Kunming, in Yunnan Province, is 1,300 miles southwest of Beijing and about 2,333 driving miles southeast of Xinjiang’s capital, Urumqi. Because of the distances involved, and sketchy details provided by authorities and state media, some analysts today urged caution in immediately concluding that Uighur militants were responsible.

Nevertheless, Saturday’s attack was likely to trigger a heavy handed response by Chinese authorities in Xinjiang, a region already under tight police control and restricted media access. Just last week, Beijing authorities arrested a leading Uighur scholar Ilham Tohti, charging him with promoting “separatism.” Tohti’s and his supporters dispute the charges, saying he is being silenced for his outspoken criticism of China’s human rights record in Xinjiang.

On Chinese social media today, most commentators expressed sympathy with the victims and urged government action against the terrorists.
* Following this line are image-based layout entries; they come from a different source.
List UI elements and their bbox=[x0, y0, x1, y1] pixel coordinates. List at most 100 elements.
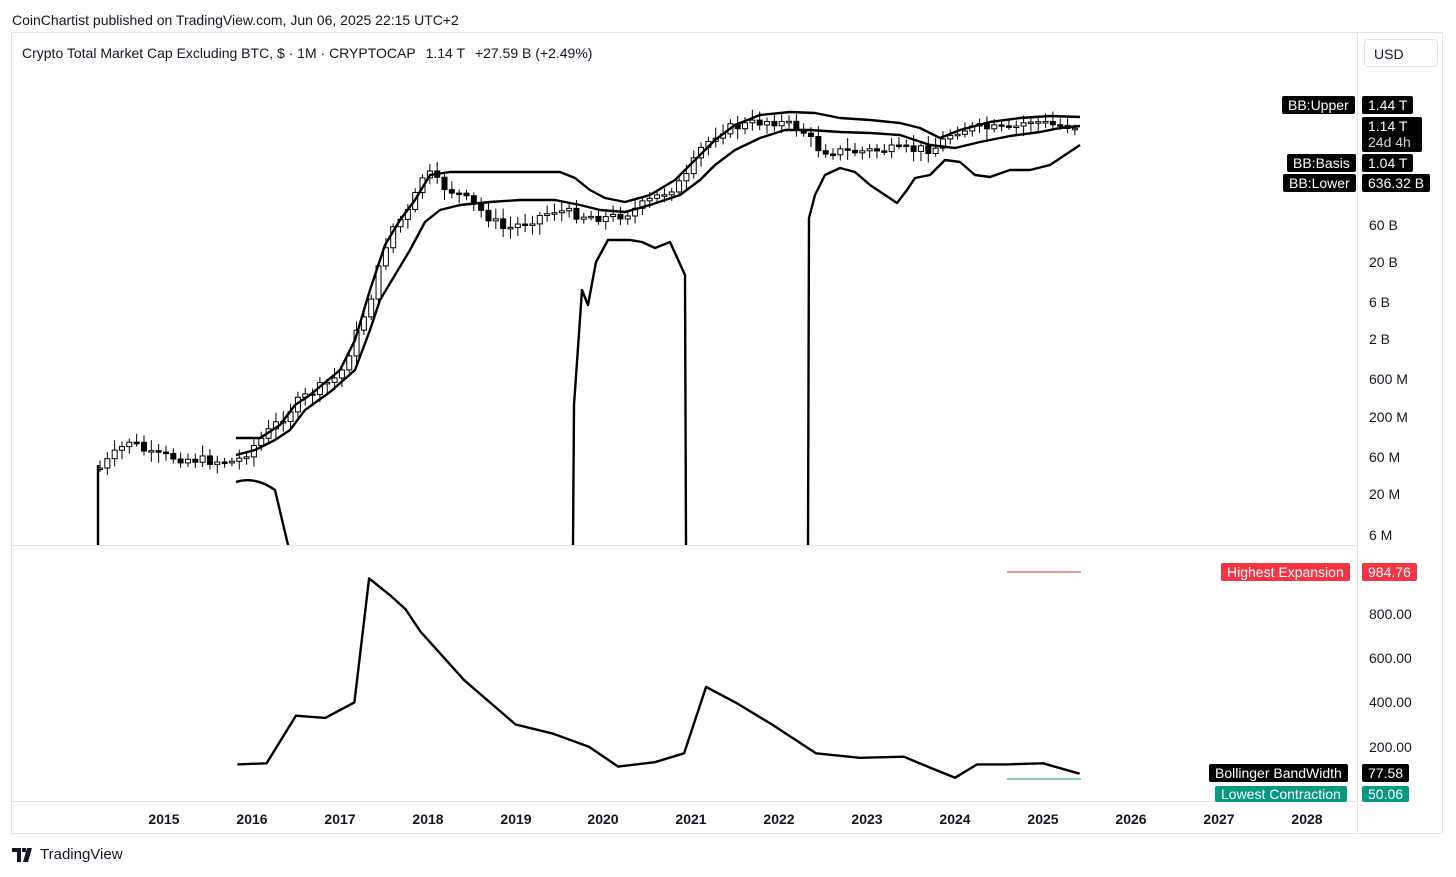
candle-body bbox=[954, 133, 961, 137]
candle-body bbox=[844, 148, 851, 151]
candle-body bbox=[463, 192, 470, 197]
bw-axis-label: 200.00 bbox=[1369, 739, 1412, 755]
time-axis-label: 2023 bbox=[851, 811, 883, 827]
candle-body bbox=[529, 223, 536, 226]
candle-body bbox=[1035, 121, 1042, 124]
time-axis-label: 2027 bbox=[1203, 811, 1235, 827]
time-axis-label: 2024 bbox=[939, 811, 971, 827]
candle-body bbox=[932, 147, 939, 154]
candle-body bbox=[873, 148, 880, 152]
bb-upper-line bbox=[236, 110, 1081, 440]
bar-countdown: 24d 4h bbox=[1368, 134, 1411, 150]
candle-body bbox=[749, 119, 756, 124]
candle-body bbox=[221, 461, 228, 464]
price-axis-label: 20 B bbox=[1369, 254, 1398, 270]
candle-body bbox=[514, 223, 521, 228]
symbol-change: +27.59 B (+2.49%) bbox=[474, 45, 593, 61]
bb-lower-tag-label: BB:Lower bbox=[1283, 174, 1356, 192]
brand-name: TradingView bbox=[40, 846, 123, 863]
candle-body bbox=[822, 150, 829, 155]
candle-body bbox=[236, 457, 243, 462]
time-axis-label: 2017 bbox=[324, 811, 356, 827]
bw-axis-label: 400.00 bbox=[1369, 694, 1412, 710]
bandwidth-line bbox=[237, 577, 1080, 779]
candle-body bbox=[778, 120, 785, 127]
time-axis-label: 2015 bbox=[148, 811, 180, 827]
candle-body bbox=[1049, 120, 1056, 126]
candle-body bbox=[859, 150, 866, 154]
candle-body bbox=[118, 446, 125, 451]
candle-body bbox=[881, 150, 888, 153]
candle-body bbox=[104, 458, 111, 469]
candle-body bbox=[786, 120, 793, 124]
time-axis-border bbox=[11, 801, 1357, 802]
candle-body bbox=[646, 197, 653, 202]
candle-body bbox=[895, 144, 902, 148]
price-axis-border bbox=[1357, 32, 1358, 834]
bb-basis-line bbox=[235, 124, 1081, 457]
candle-body bbox=[441, 176, 448, 191]
candle-body bbox=[368, 298, 375, 318]
highest-expansion-tag-label: Highest Expansion bbox=[1221, 563, 1350, 581]
candle-body bbox=[1027, 121, 1034, 124]
price-axis-label: 60 B bbox=[1369, 217, 1398, 233]
time-axis-label: 2018 bbox=[412, 811, 444, 827]
candle-body bbox=[624, 215, 631, 220]
candle-body bbox=[661, 194, 668, 197]
time-axis-label: 2026 bbox=[1115, 811, 1147, 827]
symbol-legend[interactable]: Crypto Total Market Cap Excluding BTC, $… bbox=[22, 45, 598, 61]
pane-divider[interactable] bbox=[11, 545, 1357, 546]
last-price-tag: 1.14 T 24d 4h bbox=[1362, 117, 1422, 152]
bw-axis-label: 600.00 bbox=[1369, 650, 1412, 666]
time-axis-label: 2025 bbox=[1027, 811, 1059, 827]
candle-body bbox=[456, 192, 463, 196]
time-axis-label: 2022 bbox=[763, 811, 795, 827]
tradingview-logo[interactable]: TradingView bbox=[12, 846, 123, 863]
candle-body bbox=[866, 148, 873, 152]
currency-button[interactable]: USD bbox=[1364, 39, 1438, 67]
candle-body bbox=[566, 207, 573, 212]
candle-body bbox=[228, 460, 235, 464]
candle-body bbox=[610, 213, 617, 217]
candle-body bbox=[668, 191, 675, 196]
price-axis-label: 2 B bbox=[1369, 331, 1391, 347]
candle-body bbox=[522, 223, 529, 227]
candle-body bbox=[184, 458, 191, 464]
bb-basis-tag-label: BB:Basis bbox=[1287, 154, 1356, 172]
candle-body bbox=[903, 144, 910, 148]
bb-upper-tag-label: BB:Upper bbox=[1282, 96, 1355, 114]
candle-body bbox=[998, 124, 1005, 127]
candle-body bbox=[551, 212, 558, 215]
candle-body bbox=[690, 157, 697, 174]
candle-body bbox=[214, 461, 221, 465]
candle-body bbox=[544, 213, 551, 216]
candle-body bbox=[764, 120, 771, 126]
candle-body bbox=[683, 172, 690, 182]
candle-body bbox=[492, 218, 499, 222]
candle-body bbox=[808, 132, 815, 138]
candle-body bbox=[1042, 120, 1049, 124]
candle-body bbox=[910, 145, 917, 152]
candle-body bbox=[851, 149, 858, 154]
price-axis-label: 60 M bbox=[1369, 449, 1401, 465]
symbol-last-value: 1.14 T bbox=[425, 45, 466, 61]
candle-body bbox=[558, 210, 565, 214]
candle-body bbox=[588, 215, 595, 219]
price-axis-label: 6 B bbox=[1369, 294, 1391, 310]
time-axis-label: 2021 bbox=[675, 811, 707, 827]
price-axis-label: 600 M bbox=[1369, 371, 1408, 387]
candle-body bbox=[448, 189, 455, 194]
candle-body bbox=[192, 458, 199, 463]
candle-body bbox=[815, 136, 822, 152]
candle-body bbox=[1005, 125, 1012, 128]
candle-body bbox=[507, 226, 514, 230]
lowest-contraction-tag-label: Lowest Contraction bbox=[1215, 786, 1347, 802]
candle-body bbox=[478, 202, 485, 211]
highest-expansion-tag-value: 984.76 bbox=[1362, 563, 1417, 581]
chart-frame bbox=[11, 32, 1443, 834]
candle-body bbox=[338, 369, 345, 379]
candle-body bbox=[155, 450, 162, 453]
bb-lower-tag-value: 636.32 B bbox=[1362, 174, 1431, 192]
candle-body bbox=[133, 441, 140, 445]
“Some of these (victims) are poor people who do odd jobs and are possibly the breadwinners of their families,” wrote Anliuyi of Kunming. “They have children and parents, and just because they ran into this gang, they are dead and their families are broken.”

A man named Yang Haifei, who was wounded in the chest and back, told Xinhua he had been trying to buy a train ticket when the assailants carried out their attack. “I saw a person come straight at me with a long knife and I ran away with everyone,” he said. Others, he said, “simply fell on the ground.”